Kepala Biro Hukum dan Humas MA Ridwan Mansyur di Jakarta mengungkapkan, PK ini diputus pada 19 Juli 2013 oleh Ketua Majelis PK M Saleh didampingi Djafni Djamal dan I Made Tara sebagai anggota. "PK yang dimohonkan PT Prima Jaya dengan termohon Telkomsel dengan perkara nomor 30 PK/PDT.SUS/2012 putusannya ditolak. Putusan baru Jumat (19/7) kemarin, dan putusan masih dalam minutasi," ungkap Ridwan.
Dengan putusan ini artinya, MA tetap dengan putusan sebelumnya yang menganulir putusan Majelis Hakim Pengadilan Niaga Jakarta Pusat yang menyatakan Telkomsel pailit.
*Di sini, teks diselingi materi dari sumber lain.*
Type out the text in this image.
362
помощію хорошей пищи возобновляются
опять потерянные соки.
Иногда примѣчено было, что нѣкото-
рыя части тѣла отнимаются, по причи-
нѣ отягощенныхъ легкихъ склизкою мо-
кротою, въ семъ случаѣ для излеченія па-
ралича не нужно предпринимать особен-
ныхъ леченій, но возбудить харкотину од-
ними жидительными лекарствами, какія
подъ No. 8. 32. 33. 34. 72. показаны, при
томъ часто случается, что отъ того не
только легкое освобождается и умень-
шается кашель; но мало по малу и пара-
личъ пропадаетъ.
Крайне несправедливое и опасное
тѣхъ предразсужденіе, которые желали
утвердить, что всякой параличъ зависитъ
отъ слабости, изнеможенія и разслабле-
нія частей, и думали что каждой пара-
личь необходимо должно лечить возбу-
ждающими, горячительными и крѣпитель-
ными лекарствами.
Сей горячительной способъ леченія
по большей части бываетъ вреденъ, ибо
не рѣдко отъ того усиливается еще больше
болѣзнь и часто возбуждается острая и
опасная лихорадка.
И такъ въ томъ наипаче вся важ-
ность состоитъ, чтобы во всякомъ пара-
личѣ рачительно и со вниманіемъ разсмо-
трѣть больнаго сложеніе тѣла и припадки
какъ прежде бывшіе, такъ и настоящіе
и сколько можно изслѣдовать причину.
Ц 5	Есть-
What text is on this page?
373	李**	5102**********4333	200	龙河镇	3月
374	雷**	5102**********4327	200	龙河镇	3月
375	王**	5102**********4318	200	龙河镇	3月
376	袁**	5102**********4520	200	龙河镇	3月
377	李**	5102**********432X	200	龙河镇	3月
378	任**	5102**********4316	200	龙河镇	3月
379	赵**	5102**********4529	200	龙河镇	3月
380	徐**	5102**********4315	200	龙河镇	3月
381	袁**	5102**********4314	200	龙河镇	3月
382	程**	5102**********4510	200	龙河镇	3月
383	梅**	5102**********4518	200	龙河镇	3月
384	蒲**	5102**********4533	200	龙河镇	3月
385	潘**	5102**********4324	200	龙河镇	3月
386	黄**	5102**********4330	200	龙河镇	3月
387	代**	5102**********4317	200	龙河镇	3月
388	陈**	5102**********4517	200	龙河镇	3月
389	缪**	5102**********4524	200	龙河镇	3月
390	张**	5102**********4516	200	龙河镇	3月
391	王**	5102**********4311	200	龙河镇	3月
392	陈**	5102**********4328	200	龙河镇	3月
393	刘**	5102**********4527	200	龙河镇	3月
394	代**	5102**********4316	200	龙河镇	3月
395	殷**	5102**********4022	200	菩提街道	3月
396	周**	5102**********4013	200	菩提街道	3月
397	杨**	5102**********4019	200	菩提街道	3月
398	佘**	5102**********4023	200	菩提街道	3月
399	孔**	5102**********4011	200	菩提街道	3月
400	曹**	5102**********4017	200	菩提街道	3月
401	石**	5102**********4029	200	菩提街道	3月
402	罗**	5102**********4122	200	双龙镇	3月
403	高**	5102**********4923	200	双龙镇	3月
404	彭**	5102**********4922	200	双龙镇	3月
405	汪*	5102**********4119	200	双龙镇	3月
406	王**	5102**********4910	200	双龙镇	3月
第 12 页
Gugatan pailit diajukan PT PJI kepada Telkomsel karena dinilai mangkir dari kewajibannya mengalokasikan voucher isi ulang dan kartu perdana, sementara di sisi lain Telkomsel menghentikan kerja sama dengan PJI. Gugatan PJI dimenangkan para hakim Pengailan Niaga.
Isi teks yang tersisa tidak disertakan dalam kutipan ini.